Hiding Sensitive Association Rules with Limited Side Effects
IEEE Transactions on Knowledge and Data Engineering, 2007
Data mining techniques have been widely used in various applications. However, the misuse of these techniques may lead to the disclosure of sensitive information. Researchers have recently made efforts at hiding sensitive association rules. Nevertheless, undesired side effects, e.g., nonsensitive rules falsely hidden and spurious rules falsely generated, may be produced in the rule hiding process. In this paper, we present a novel approach that strategically modifies a few transactions in the transaction database to decrease the supports or confidences of sensitive rules without producing the side effects.
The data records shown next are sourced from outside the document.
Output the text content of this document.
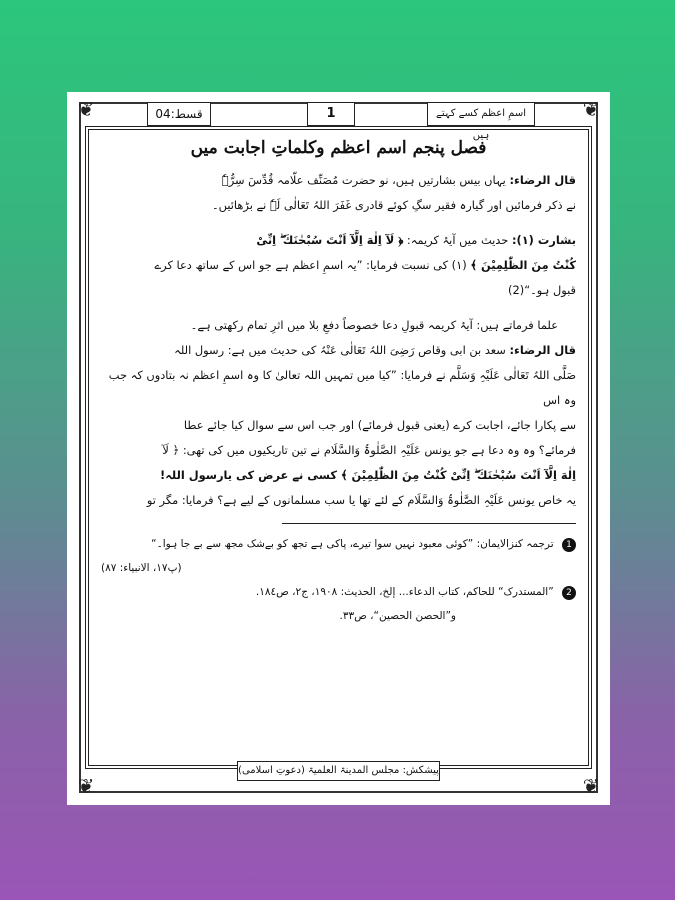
❦	❦
❦	❦
قسط:04	1	اسمِ اعظم کسے کہتے ہیں

فصل پنجم اسم اعظم وکلماتِ اجابت میں

قال الرضاء: یہاں بیس بشارتیں ہیں، نو حضرت مُصَنِّف علّامہ قُدِّسَ سِرُّہٗ

نے ذکر فرمائیں اور گیارہ فقیر سگِ کوئے قادری غَفَرَ اللہُ تَعَالٰی لَہٗ نے بڑھائیں۔

بشارت (۱): حدیث میں آیۂ کریمہ: ﴿ لَآ اِلٰهَ اِلَّآ اَنْتَ سُبْحٰنَكَ ۖ اِنِّىْ

كُنْتُ مِنَ الظّٰلِمِيْنَ ﴾ (۱) کی نسبت فرمایا: ”یہ اسمِ اعظم ہے جو اس کے ساتھ دعا کرے

قبول ہو۔“(2)

علما فرماتے ہیں: آیۂ کریمہ قبولِ دعا خصوصاً دفعِ بلا میں اثرِ تمام رکھتی ہے۔

قال الرضاء: سعد بن ابی وقاص رَضِیَ اللہُ تَعَالٰی عَنْہُ کی حدیث میں ہے: رسول اللہ

صَلَّی اللہُ تَعَالٰی عَلَیْہِ وَسَلَّم نے فرمایا: ”کیا میں تمہیں اللہ تعالیٰ کا وہ اسمِ اعظم نہ بتادوں کہ جب وہ اس

سے پکارا جائے، اجابت کرے (یعنی قبول فرمائے) اور جب اس سے سوال کیا جائے عطا

فرمائے؟ وہ وہ دعا ہے جو یونس عَلَیْہِ الصَّلٰوۃُ وَالسَّلَام نے تین تاریکیوں میں کی تھی: ﴿ لَآ

اِلٰهَ اِلَّآ اَنْتَ سُبْحٰنَكَ ۖ اِنِّىْ كُنْتُ مِنَ الظّٰلِمِيْنَ ﴾ کسی نے عرض کی یارسول اللہ!

یہ خاص یونس عَلَیْہِ الصَّلٰوۃُ وَالسَّلَام کے لئے تھا یا سب مسلمانوں کے لیے ہے؟ فرمایا: مگر تو

1 ترجمہ کنزالایمان: ”کوئی معبود نہیں سوا تیرے، پاکی ہے تجھ کو بےشک مجھ سے بے جا ہوا۔“

(پ۱۷، الانبیاء: ۸۷)

2 ”المستدرک“ للحاکم، کتاب الدعاء... إلخ، الحدیث: ۱۹۰۸، ج۲، ص۱۸٤.

و”الحصن الحصین“، ص۳۳.

پیشکش: مجلس المدینۃ العلمیۃ (دعوتِ اسلامی)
Since the correlation among rules can make it impossible to achieve this goal, in this paper, we propose heuristic methods for increasing the number of hidden sensitive rules and reducing the number of modified entries. The experimental results show the effectiveness of our approach, i.e., undesired side effects are avoided in the rule hiding process. The results also report that in most cases, all the sensitive rules are hidden without spurious rules falsely generated. Moreover, the good scalability of our approach in terms of database size and the influence of the correlation among rules on rule hiding are observed.